13. Non-solicitation
Throughout the duration of the Agreement and for a period of 1 year following the completion of this agreement, Client will not directly or indirectly:

a. Solicit, nor authorize anyone on its behalf to solicit, request, offer nor accept Services or any work including full time employment, from or by the employee, sub-contractor or prospective sub-contractor of ProcurePro introduced to Client by ProcurePro, without ProcurePro’s prior written consent.

b. Attempt to seek or cause any employee, sub-contractor or Prospective sub-contractor of ProcurePro to refrain from continuing their relationship with ProcurePro.

14. Ownership
Any and all reports, manuscripts, data, summaries and any other work products, proprietary and intellectual property, including any background data used to support the Services performed pursuant to this Agreement and applicable SOW or Quote, whether completed or not, that have been produced, compiled, created, written or accumulated by Contractor, its employees and/or subcontractors, or on its or their behalf, in the performance of the Services (collectively, the “Deliverables”) shall be the property of the Client and shall be turned over to the Client promptly at the Client’s request or immediately upon the expiration or early termination of this Agreement or respective SOW or Quote (in accordance with Section 7 or Section 8), whichever is first to occur. Notwithstanding the preceding, all Deliverables shall be specifically outlined in the applicable SOW or Quote.

15. Confidentiality
The parties hereby agree to treat all Confidential Information (as further defined in the Confidential Information Agreement executed between the parties) it may receive from the other Party during the Term of this Agreement, SOW or Quote. Contractor further agrees that it shall require each of its employees and/or subcontractors who provide all or any portion of the Services to treat the Client’s Confidential Information in accordance with the Confidential Information Agreement and with the terms set out in the SOW or Quote. If required by the Client, Contractor shall provide sufficient evidence of its employees’ and subcontractors’ agreement to hold the Client’s Confidential Information in confidence.

16. Other
Assignment. Neither Party shall assign any of its rights or obligations under this Agreement to any other party whomsoever without prior written consent, which consent may not be unreasonably withheld. Notwithstanding the foregoing, Contractor may subcontract Services to a third party as Contractor deems necessary to complete the Services.

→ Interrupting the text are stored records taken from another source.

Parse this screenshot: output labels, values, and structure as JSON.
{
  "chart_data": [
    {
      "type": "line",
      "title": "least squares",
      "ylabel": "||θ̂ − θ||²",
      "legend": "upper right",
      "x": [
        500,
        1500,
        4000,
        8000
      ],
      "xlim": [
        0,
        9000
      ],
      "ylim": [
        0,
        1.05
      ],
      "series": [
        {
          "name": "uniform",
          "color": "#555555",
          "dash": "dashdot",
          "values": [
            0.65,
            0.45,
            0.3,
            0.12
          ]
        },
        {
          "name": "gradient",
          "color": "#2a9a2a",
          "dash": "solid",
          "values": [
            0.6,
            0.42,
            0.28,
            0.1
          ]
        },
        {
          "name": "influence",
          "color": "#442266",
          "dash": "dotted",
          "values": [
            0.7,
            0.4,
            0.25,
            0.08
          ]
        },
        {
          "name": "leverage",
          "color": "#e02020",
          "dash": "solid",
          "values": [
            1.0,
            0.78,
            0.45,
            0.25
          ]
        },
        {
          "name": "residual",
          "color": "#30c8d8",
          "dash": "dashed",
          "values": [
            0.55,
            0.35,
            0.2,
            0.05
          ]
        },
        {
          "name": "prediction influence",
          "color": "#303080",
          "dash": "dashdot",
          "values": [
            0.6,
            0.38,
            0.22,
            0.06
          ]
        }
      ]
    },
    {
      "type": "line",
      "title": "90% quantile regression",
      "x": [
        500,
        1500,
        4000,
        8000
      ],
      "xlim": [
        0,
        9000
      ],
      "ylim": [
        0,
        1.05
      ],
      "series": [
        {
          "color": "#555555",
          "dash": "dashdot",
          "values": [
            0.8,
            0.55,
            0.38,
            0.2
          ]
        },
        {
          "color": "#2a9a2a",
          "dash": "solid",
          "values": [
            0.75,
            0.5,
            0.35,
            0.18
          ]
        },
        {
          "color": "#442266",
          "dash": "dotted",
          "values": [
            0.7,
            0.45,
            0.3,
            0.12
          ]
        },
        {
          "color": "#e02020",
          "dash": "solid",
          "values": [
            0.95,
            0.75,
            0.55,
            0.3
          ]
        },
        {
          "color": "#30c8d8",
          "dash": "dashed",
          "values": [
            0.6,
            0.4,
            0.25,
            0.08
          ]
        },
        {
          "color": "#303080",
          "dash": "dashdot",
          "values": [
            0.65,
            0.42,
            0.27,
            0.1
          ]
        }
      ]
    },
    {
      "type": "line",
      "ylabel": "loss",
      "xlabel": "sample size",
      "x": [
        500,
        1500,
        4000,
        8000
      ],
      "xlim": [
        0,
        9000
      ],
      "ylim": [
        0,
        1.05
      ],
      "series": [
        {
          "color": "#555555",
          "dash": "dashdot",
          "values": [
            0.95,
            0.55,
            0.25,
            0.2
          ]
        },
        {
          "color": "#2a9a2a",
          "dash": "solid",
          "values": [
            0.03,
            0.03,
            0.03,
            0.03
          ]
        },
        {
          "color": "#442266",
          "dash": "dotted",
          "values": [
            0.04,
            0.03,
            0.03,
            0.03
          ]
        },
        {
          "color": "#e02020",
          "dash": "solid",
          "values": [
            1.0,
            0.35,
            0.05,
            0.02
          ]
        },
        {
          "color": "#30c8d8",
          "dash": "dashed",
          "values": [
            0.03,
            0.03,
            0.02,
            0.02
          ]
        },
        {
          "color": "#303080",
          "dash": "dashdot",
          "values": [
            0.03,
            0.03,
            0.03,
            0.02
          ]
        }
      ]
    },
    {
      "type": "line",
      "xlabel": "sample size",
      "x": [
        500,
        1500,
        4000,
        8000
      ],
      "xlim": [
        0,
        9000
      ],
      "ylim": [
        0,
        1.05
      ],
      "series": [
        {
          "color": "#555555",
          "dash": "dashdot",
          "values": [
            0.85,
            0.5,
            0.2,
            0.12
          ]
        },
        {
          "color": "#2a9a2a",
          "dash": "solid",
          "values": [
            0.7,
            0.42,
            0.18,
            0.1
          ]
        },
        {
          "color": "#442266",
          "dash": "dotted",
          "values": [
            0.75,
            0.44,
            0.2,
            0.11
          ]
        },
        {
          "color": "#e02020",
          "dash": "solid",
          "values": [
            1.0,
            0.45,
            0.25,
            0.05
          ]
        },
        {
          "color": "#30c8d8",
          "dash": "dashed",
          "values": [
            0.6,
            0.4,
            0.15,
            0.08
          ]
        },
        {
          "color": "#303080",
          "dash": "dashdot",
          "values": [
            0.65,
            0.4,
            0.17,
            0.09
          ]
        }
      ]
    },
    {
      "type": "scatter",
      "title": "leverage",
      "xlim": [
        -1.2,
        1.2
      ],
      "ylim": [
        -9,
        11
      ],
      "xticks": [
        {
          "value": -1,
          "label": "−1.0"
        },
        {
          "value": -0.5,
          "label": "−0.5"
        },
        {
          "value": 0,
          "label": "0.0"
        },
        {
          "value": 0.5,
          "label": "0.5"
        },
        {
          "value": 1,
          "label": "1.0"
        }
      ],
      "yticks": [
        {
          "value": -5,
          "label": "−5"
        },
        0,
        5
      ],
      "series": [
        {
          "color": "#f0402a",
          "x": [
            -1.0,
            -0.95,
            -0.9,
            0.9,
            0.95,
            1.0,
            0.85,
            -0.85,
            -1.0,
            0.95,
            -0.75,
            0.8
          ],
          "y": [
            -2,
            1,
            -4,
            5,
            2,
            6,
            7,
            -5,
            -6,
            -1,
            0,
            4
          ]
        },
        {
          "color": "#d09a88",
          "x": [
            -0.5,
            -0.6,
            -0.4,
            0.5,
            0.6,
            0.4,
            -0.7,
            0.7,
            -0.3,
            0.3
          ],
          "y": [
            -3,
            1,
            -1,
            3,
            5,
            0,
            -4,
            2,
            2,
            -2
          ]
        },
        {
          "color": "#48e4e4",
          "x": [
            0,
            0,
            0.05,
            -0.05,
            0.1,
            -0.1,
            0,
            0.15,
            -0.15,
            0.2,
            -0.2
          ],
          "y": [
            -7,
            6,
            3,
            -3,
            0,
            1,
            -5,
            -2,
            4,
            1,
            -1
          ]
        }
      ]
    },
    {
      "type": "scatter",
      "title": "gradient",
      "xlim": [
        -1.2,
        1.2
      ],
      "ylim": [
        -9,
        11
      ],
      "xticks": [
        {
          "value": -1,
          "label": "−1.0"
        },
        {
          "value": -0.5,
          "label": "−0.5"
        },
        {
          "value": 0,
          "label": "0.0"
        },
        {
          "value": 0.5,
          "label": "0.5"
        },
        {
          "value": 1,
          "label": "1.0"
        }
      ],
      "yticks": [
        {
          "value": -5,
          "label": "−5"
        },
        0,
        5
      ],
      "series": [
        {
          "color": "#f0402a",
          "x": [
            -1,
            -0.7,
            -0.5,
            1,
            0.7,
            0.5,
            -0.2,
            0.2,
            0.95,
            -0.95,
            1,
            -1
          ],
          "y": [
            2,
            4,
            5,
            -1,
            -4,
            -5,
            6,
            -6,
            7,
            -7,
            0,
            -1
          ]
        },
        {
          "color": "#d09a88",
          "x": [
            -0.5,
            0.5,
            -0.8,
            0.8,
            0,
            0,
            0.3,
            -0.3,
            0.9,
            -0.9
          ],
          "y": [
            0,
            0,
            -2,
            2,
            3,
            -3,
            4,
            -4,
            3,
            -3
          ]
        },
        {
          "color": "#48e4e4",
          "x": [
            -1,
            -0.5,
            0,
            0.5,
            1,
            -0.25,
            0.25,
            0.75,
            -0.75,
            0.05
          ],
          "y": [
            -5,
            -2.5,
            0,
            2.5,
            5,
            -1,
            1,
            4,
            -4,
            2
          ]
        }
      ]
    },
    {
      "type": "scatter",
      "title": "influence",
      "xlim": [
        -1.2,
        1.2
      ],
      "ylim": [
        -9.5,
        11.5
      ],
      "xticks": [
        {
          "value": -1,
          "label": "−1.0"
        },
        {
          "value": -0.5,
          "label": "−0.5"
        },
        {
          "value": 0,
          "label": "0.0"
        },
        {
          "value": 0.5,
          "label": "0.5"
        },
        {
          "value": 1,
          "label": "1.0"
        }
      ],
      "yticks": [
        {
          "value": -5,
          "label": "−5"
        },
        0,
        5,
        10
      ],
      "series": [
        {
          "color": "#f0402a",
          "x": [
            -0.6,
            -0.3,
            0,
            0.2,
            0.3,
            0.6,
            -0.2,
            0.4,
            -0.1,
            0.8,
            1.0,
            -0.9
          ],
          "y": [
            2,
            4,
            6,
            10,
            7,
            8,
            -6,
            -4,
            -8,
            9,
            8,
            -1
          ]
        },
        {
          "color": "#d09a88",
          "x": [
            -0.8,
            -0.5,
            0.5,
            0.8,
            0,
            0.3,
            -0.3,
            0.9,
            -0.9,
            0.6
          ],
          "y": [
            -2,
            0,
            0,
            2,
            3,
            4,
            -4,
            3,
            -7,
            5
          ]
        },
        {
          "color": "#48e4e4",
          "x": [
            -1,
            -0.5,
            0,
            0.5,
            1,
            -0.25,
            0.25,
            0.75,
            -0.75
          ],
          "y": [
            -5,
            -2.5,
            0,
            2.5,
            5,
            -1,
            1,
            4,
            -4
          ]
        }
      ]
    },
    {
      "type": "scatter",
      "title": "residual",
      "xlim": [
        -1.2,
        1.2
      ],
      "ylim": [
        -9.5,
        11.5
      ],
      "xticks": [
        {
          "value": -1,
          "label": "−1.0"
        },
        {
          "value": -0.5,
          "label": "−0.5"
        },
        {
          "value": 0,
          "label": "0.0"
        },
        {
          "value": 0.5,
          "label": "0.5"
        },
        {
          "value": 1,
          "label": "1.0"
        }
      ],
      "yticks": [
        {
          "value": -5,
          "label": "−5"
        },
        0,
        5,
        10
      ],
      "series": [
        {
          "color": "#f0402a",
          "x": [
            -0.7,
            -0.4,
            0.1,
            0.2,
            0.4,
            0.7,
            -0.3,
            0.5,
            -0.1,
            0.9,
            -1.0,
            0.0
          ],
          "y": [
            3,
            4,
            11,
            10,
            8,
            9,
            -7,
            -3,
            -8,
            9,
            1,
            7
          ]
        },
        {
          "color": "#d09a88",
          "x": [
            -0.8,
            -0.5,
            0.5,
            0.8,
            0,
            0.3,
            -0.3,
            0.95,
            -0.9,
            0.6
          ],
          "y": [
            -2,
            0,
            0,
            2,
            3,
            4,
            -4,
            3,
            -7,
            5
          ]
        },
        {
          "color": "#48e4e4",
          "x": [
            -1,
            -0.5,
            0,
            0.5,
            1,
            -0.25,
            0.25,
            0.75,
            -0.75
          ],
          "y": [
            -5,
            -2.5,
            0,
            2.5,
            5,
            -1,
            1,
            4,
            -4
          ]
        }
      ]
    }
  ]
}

Notice. Any notice, request, demand, consent or other communication provided or permitted hereunder shall be in writing and given by personal delivery (against receipt), or sent by registered mail (against receipt) postage prepaid, or transmitted by facsimile or email addressed to the other Party for which it is intended at its address below:

To Contractor:
ProcurePro Consulting
Attention: Jill Button

17. Governing Law
This Agreement and any such applicable SOW or Quote shall be governed by and construed in accordance with the laws of the Province of Ontario and the federal laws of Canada applicable therein. The Parties agree that they shall submit any matter in dispute, to a court of competent jurisdiction located in Toronto, Ontario, Canada and each of the Parties irrevocably attorns and consents to the exclusive jurisdiction of such courts.